2. Amazon Works With Individual Keywords, Not Keyphrases
Because most of us have been trained about optimization based on Google's criteria, we may be tempted to apply those strategies when optimizing Amazon listings. Resist the temptation! Here's why:
Amazon uses individual keywords, not keyphrases (although Google has moved much more in this direction over the last few years). Seller Central gives these highlights:
- Each product can have up to five search lines of 50 characters per field; that's 250 characters.
- The individual words in the title, seller name, and brand are automatically included as search terms and do not need to be repeated.
- All combinations of title words and search terms are fully searchable.
Likewise, it is not necessary to repeat keywords on Amazon. Enter the keyword in one place (title, search term field, seller name, brand, etc.) and the system has it. There is NOT a penalty for using keywords in your bullets and/or description; it just isn't necessary to do so. It is very likely that these search terms will show up naturally as you write, which is perfectly fine.
3. Amazon Gives Credit For Results
The better you do on Amazon, the better you will continue to do. That's because Amazon rewards sellers who have higher numbers of sales and better conversion rates. This can often be an issue for brand-new sellers with no history on the site.
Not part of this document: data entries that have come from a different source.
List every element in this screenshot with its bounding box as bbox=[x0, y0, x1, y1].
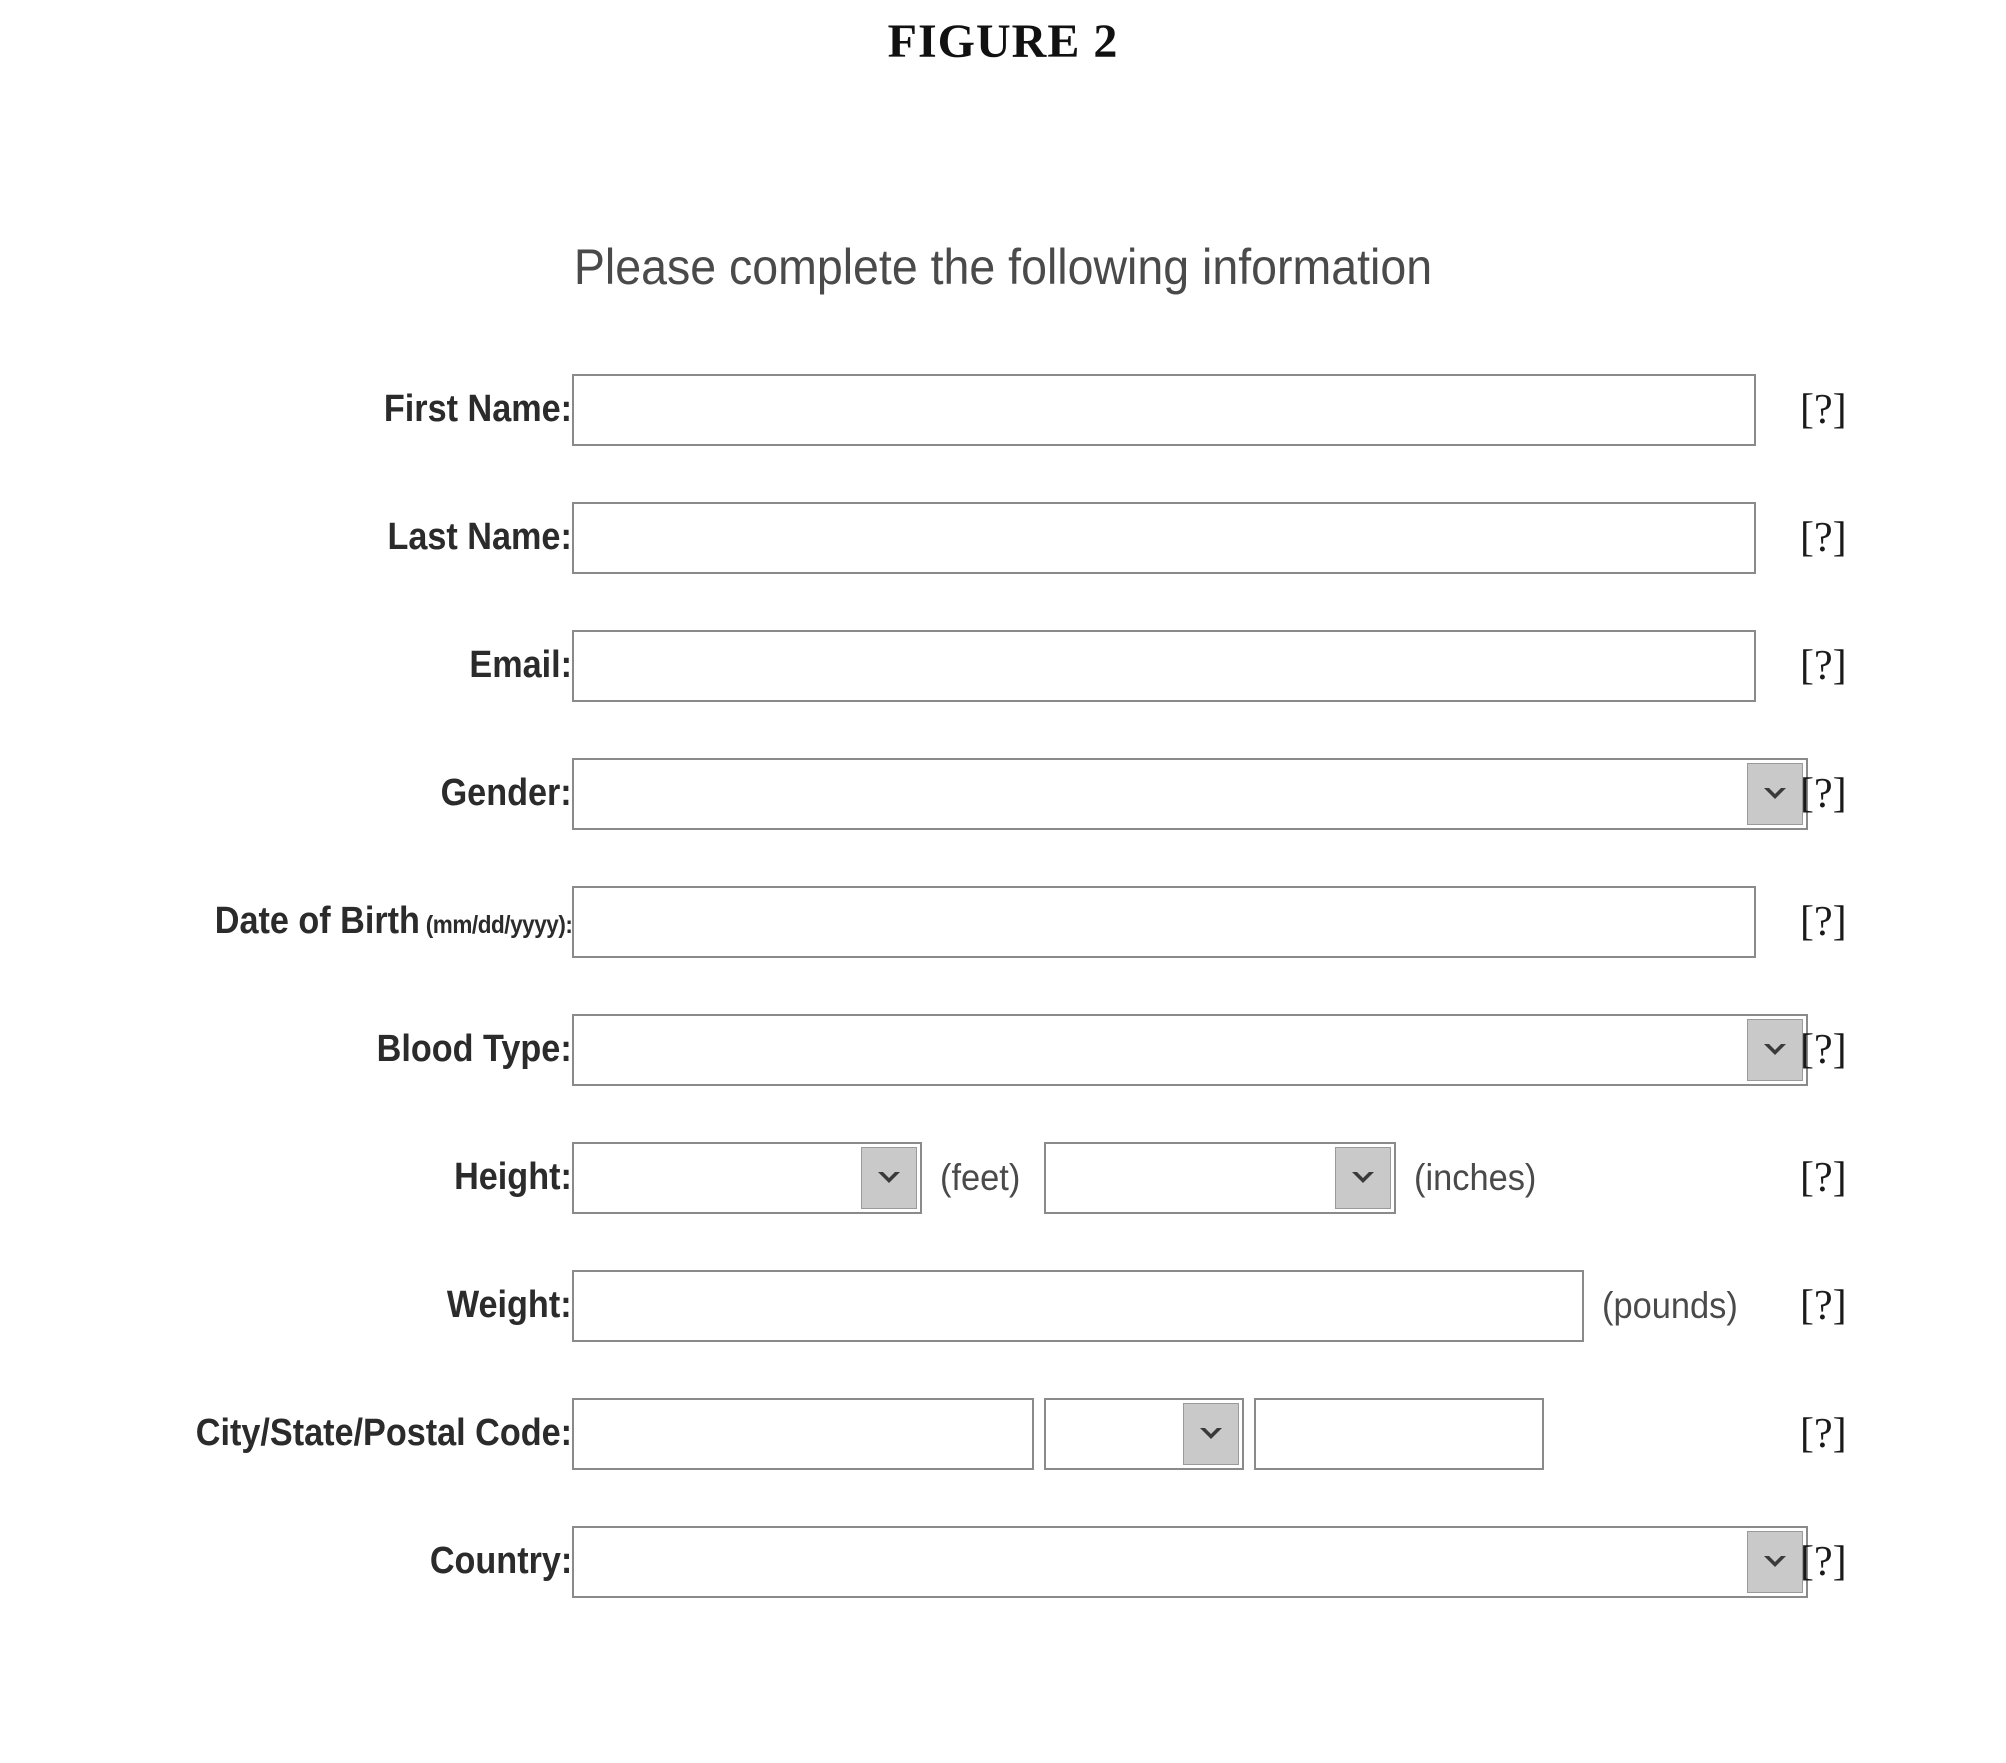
weight-input[interactable] bbox=[572, 1270, 1584, 1342]
form-row-city-state-postal: City/State/Postal Code: [?] bbox=[0, 1392, 2006, 1520]
first-name-label: First Name: bbox=[384, 388, 572, 431]
country-select[interactable] bbox=[572, 1526, 1808, 1598]
gender-help-marker[interactable]: [?] bbox=[1800, 770, 1847, 818]
form-row-blood-type: Blood Type: [?] bbox=[0, 1008, 2006, 1136]
date-of-birth-input[interactable] bbox=[572, 886, 1756, 958]
city-state-postal-fields bbox=[572, 1398, 1544, 1470]
last-name-label-text: Last Name: bbox=[387, 516, 572, 558]
first-name-help-marker[interactable]: [?] bbox=[1800, 386, 1847, 434]
blood-type-select[interactable] bbox=[572, 1014, 1808, 1086]
chevron-down-icon[interactable] bbox=[1747, 1531, 1803, 1593]
chevron-down-icon[interactable] bbox=[1747, 1019, 1803, 1081]
blood-type-fields bbox=[572, 1014, 1808, 1086]
form-rows-container: First Name: [?] Last Name: [?] Email: [?… bbox=[0, 368, 2006, 1648]
first-name-label-text: First Name: bbox=[383, 388, 572, 430]
city-input[interactable] bbox=[572, 1398, 1034, 1470]
date-of-birth-fields bbox=[572, 886, 1756, 958]
chevron-down-icon[interactable] bbox=[861, 1147, 917, 1209]
form-row-height: Height: (feet) (inches) [?] bbox=[0, 1136, 2006, 1264]
city-state-postal-help-marker[interactable]: [?] bbox=[1800, 1410, 1847, 1458]
city-state-postal-label-text: City/State/Postal Code: bbox=[195, 1412, 572, 1454]
height-label: Height: bbox=[454, 1156, 572, 1199]
date-of-birth-label: Date of Birth (mm/dd/yyyy): bbox=[214, 900, 572, 943]
first-name-input[interactable] bbox=[572, 374, 1756, 446]
weight-label-text: Weight: bbox=[447, 1284, 572, 1326]
weight-unit: (pounds) bbox=[1602, 1285, 1738, 1326]
postal-code-input[interactable] bbox=[1254, 1398, 1544, 1470]
height-feet-unit: (feet) bbox=[940, 1157, 1021, 1198]
form-row-last-name: Last Name: [?] bbox=[0, 496, 2006, 624]
form-heading: Please complete the following informatio… bbox=[573, 239, 1433, 295]
date-of-birth-help-marker[interactable]: [?] bbox=[1800, 898, 1847, 946]
height-inches-select[interactable] bbox=[1044, 1142, 1397, 1214]
last-name-help-marker[interactable]: [?] bbox=[1800, 514, 1847, 562]
form-row-email: Email: [?] bbox=[0, 624, 2006, 752]
last-name-label: Last Name: bbox=[388, 516, 572, 559]
height-help-marker[interactable]: [?] bbox=[1800, 1154, 1847, 1202]
weight-label: Weight: bbox=[447, 1284, 572, 1327]
email-fields bbox=[572, 630, 1756, 702]
country-label: Country: bbox=[430, 1540, 572, 1583]
height-feet-select[interactable] bbox=[572, 1142, 922, 1214]
email-input[interactable] bbox=[572, 630, 1756, 702]
blood-type-help-marker[interactable]: [?] bbox=[1800, 1026, 1847, 1074]
height-fields: (feet) (inches) bbox=[572, 1142, 1546, 1214]
country-fields bbox=[572, 1526, 1808, 1598]
weight-fields: (pounds) bbox=[572, 1270, 1748, 1342]
email-label-text: Email: bbox=[469, 644, 572, 686]
date-of-birth-format-hint: (mm/dd/yyyy): bbox=[419, 911, 572, 939]
form-row-first-name: First Name: [?] bbox=[0, 368, 2006, 496]
blood-type-label-text: Blood Type: bbox=[376, 1028, 572, 1070]
gender-label-text: Gender: bbox=[440, 772, 572, 814]
form-row-date-of-birth: Date of Birth (mm/dd/yyyy): [?] bbox=[0, 880, 2006, 1008]
last-name-fields bbox=[572, 502, 1756, 574]
gender-select[interactable] bbox=[572, 758, 1808, 830]
country-label-text: Country: bbox=[429, 1540, 572, 1582]
last-name-input[interactable] bbox=[572, 502, 1756, 574]
weight-help-marker[interactable]: [?] bbox=[1800, 1282, 1847, 1330]
height-inches-unit: (inches) bbox=[1414, 1157, 1537, 1198]
form-row-gender: Gender: [?] bbox=[0, 752, 2006, 880]
first-name-fields bbox=[572, 374, 1756, 446]
blood-type-label: Blood Type: bbox=[377, 1028, 572, 1071]
figure-title: FIGURE 2 bbox=[887, 15, 1119, 68]
email-label: Email: bbox=[469, 644, 572, 687]
country-help-marker[interactable]: [?] bbox=[1800, 1538, 1847, 1586]
form-row-weight: Weight: (pounds) [?] bbox=[0, 1264, 2006, 1392]
gender-label: Gender: bbox=[441, 772, 572, 815]
chevron-down-icon[interactable] bbox=[1335, 1147, 1392, 1209]
height-label-text: Height: bbox=[454, 1156, 572, 1198]
city-state-postal-label: City/State/Postal Code: bbox=[196, 1412, 572, 1455]
form-row-country: Country: [?] bbox=[0, 1520, 2006, 1648]
chevron-down-icon[interactable] bbox=[1747, 763, 1803, 825]
state-select[interactable] bbox=[1044, 1398, 1244, 1470]
email-help-marker[interactable]: [?] bbox=[1800, 642, 1847, 690]
chevron-down-icon[interactable] bbox=[1183, 1403, 1239, 1465]
gender-fields bbox=[572, 758, 1808, 830]
date-of-birth-label-text: Date of Birth bbox=[214, 900, 420, 942]
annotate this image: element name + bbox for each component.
The never-ending question is, "How do I get sales if I can't make initial sales?" Many product launches depend on paid Amazon PPC (pay-per-click) ads, third-party PPC ads (such as AdWords or Facebook), or organic social posts to drive traffic to Amazon listings or funneling website traffic to Amazon pages until the products pick up some momentum.
If you are currently selling on Amazon or thinking about it, make sure to understand how the internal search engine works.
Please Note: Amazon is practically the opposite of Google, so if you read recommendations to implement Google-type strategies with your Amazon listings, the advice may not be valid.
You can do a good bit of research within Seller Central (if you have an active Amazon account), starting with their overview of Search and Browse.